[Illustration: With his back towards them sat the Admiral.]
“Hornaby!” This was the Admiral’s Christian name.
“Emily!”
He turned and stared at her stupidly. The look was pitiful. She flung herself before him.
“Forgive me, Hornaby! I never thought—I mean, it was all a—”
“Practical joke,” suggested Sam.
“No, no. I meant to go, but I have come back. Hornaby, can you forgive me?”
He raised her up, and drew her towards him very tenderly.
“I—I thought it had killed me,” he muttered hoarsely. “Emily, I have treated you badly.”
Sam discreetly withdrew.
CHAPTER XXI.
THAT A VERY LITTLE TEA MAY SUFFICE TO ELEVATE A MAN.
Next morning Mr. Fogo was aroused from sleep by the rattle of breakfast-cups, and the voice of Caleb singing below—
“O, Amble es a fine
town, wi’ ships in the bay,
An’ I wish wi’
my heart I was on’y there to-day;
I wish wi’ my
heart I was far away from here,
A-sittin’ in my
parlour, an’ a-talkin’ to my dear.”
This was Caleb’s signal for his master to rise; and he would pipe out his old sea-staves as long as Mr. Fogo cared to listen. Often, of an evening, the two would sit by the hour, Caleb trolling lustily with red cheeks, while his master beat time with his pipe stem, and joined feebly in the chorus—
“Then ’tes home,
dearie, home—O, ’tes home I wants
to be!
My tawps’les are
h’isted, an’ I must out to sea.
Then ’tes home,
dearie, home!”
Mr. Fogo arose and looked forth at the window. The morning was perfect; the air fresh with dew and the scent of awakening roses. Across the creek the old hull lay as peacefully as ever.

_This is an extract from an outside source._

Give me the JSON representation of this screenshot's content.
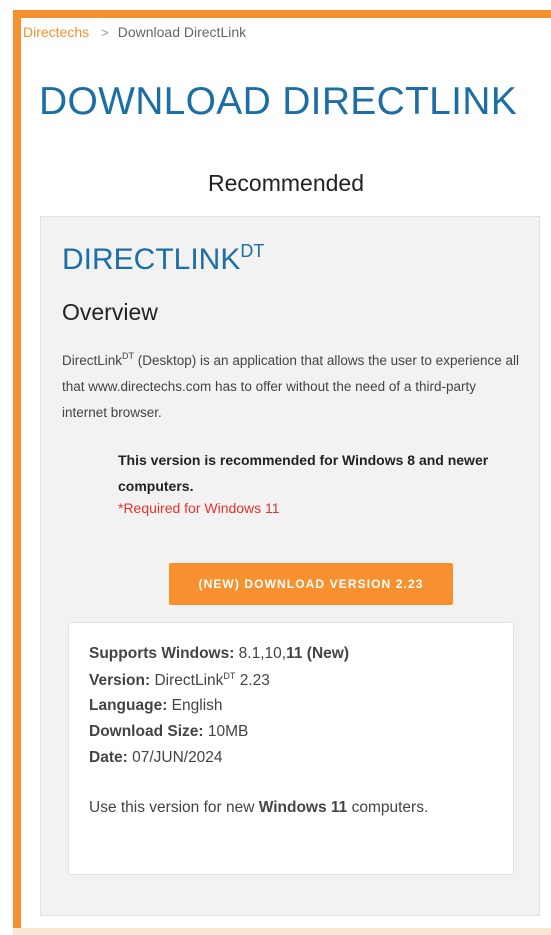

“I will explore it this very morning,” thought Mr. Fogo to himself.
The resolve was still strong as he descended to breakfast. Caleb was still singing—
“O, ef et be a lass,
she shall wear a goulden ring;
An’ ef et be a
lad, he shall live to sarve hes king;
Wi’ hes buckles,
an’ hes butes, an’ hes little jacket blue,
He shall walk the quarter-deck,
as hes daddy used to do.
Then ’tes home—”
“Mornin’, sir, an’ axin’ your pardon for singin’ o’ Sunday. How be feelin’ arter et?—as Grace said to her cheeld when her rubbed in the cough-mixtur’ an’ made ’un swaller the lineament.”
“Do you mean after the ghost?”
“Iss, sir. There’s no dead body about, so ghost et were. I were a-thinkin’, wi’ your lave, sir, I’d go down to Troy to church this mornin’; I wants to be exercised a bit arter all this witchcraf’.”
Mr. Fogo wondered at this proposal to go to church for exercise, but readily granted leave. Nor was it until Caleb had departed that “exorcised” occurred to him as a varia lectio.